L’enjeu est donc de gérer les injonctions contradictoires des entreprises et investisseurs, appelés à jongler entre impératifs sanitaires, engagements pour la transition circulaire et réduction des plastiques. Partant du principe que 2020 doit être la décade de l’action, Ksapa a organisé un wébinaire pour débattre des défis et solutions. Nous avons donc recueilli les points de vue des experts que sont Maria Outters (SVP du Développement Durable et de la Responsabilité Sociétale du groupe Sodexo), David Croft (Directeur du Développement Durable de Reckitt Benckiser) et Eija Hietavuo (SVP du Développement Durable et des Matériaux d’Emballage chez Stora Enso).
La circularité, une priorité trop peu prise au sérieux
Le secteur privé s’est jusqu’ici principalement attaché à découpler l’activité économique de l’utilisation des ressources naturelles, tout en s’attelant à réduire les impacts environnementaux corollaires. De nouveaux modèles commerciaux circulaires apparaissent cependant, qui ciblent 5 leviers clefs : l’intégration des matériaux renouvelables, la généralisation du recyclage, la requalification des produits en fin de vie, le partage et la location des actifs.
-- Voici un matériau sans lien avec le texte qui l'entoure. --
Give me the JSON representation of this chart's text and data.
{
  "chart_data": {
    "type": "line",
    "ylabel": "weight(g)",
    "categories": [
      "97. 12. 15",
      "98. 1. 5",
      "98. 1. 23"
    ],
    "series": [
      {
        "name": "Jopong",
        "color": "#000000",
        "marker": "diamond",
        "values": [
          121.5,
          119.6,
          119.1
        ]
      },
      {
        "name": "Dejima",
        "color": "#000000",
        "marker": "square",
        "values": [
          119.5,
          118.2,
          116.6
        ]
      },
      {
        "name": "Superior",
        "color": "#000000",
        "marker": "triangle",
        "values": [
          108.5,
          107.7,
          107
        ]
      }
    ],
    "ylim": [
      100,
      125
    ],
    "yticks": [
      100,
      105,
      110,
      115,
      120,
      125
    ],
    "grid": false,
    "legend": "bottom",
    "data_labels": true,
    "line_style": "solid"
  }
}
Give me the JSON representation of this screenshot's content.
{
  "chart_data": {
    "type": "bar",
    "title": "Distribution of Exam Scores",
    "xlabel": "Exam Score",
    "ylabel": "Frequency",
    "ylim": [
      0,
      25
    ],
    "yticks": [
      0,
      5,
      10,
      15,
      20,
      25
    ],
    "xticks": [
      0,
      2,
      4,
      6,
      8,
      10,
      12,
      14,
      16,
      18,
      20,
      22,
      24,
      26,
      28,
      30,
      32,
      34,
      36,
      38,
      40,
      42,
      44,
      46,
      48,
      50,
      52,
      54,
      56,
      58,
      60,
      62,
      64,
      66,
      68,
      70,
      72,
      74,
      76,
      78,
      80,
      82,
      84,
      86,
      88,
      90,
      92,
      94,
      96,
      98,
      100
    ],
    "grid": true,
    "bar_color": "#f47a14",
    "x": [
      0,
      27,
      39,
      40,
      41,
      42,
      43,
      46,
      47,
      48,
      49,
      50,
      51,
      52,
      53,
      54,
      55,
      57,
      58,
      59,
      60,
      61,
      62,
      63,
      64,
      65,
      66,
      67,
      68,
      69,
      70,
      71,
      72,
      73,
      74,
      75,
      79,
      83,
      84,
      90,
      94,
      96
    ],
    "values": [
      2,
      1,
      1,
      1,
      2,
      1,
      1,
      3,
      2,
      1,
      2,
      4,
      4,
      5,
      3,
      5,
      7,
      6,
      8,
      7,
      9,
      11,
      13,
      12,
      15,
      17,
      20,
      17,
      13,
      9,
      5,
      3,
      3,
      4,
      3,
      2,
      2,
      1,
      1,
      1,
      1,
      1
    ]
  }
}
L’industrie a dans le même temps été confrontée à une pression croissante, du fait de nouvelles réglementations, l’attention des médias et le tollé général concernant sa dépendance vis-à-vis de la pétrochimie. Une récente enquête menée auprès de 50 dirigeants de l’industrie des biens de consommation a pour autant mis en évidence une relative inaction sur le front de la pollution des plastiques, malgré des engagements médiatisés. L’association As You Sow a évalué leurs performances au crible d’enjeux allant de la conception des produits aux emballages réutilisables, en passant par le contenu recyclé, la transparence des données sur les emballages et la promotion du recyclage et de la responsabilité élargie des producteurs. Alors que les progrès les plus importants semblent se focaliser sur la conception des emballages et le recours aux matières recyclés, la plupart ne propose pas d’alternative pertinente aux emballages en plastique et aucune ne dispose d’un calendrier précis pour solder la question de l’usage unique.
Un défi majeur découle du fait que le plastique reste particulièrement bon marché et pratique. Reste qu’en Chine comme en Asie du Sud-Est ou dans les économies de l’OCDE, la perception du plastique évolue rapidement parmi les gouvernements, clients, consommateurs et autres parties prenantes. Le changement des processus industriels exige, lui, du temps, des technologies et des capitaux. Pour anticiper ces évolutions, nombre d’entreprises publiques et interentreprises ont d’ores et déjà banni le plastique.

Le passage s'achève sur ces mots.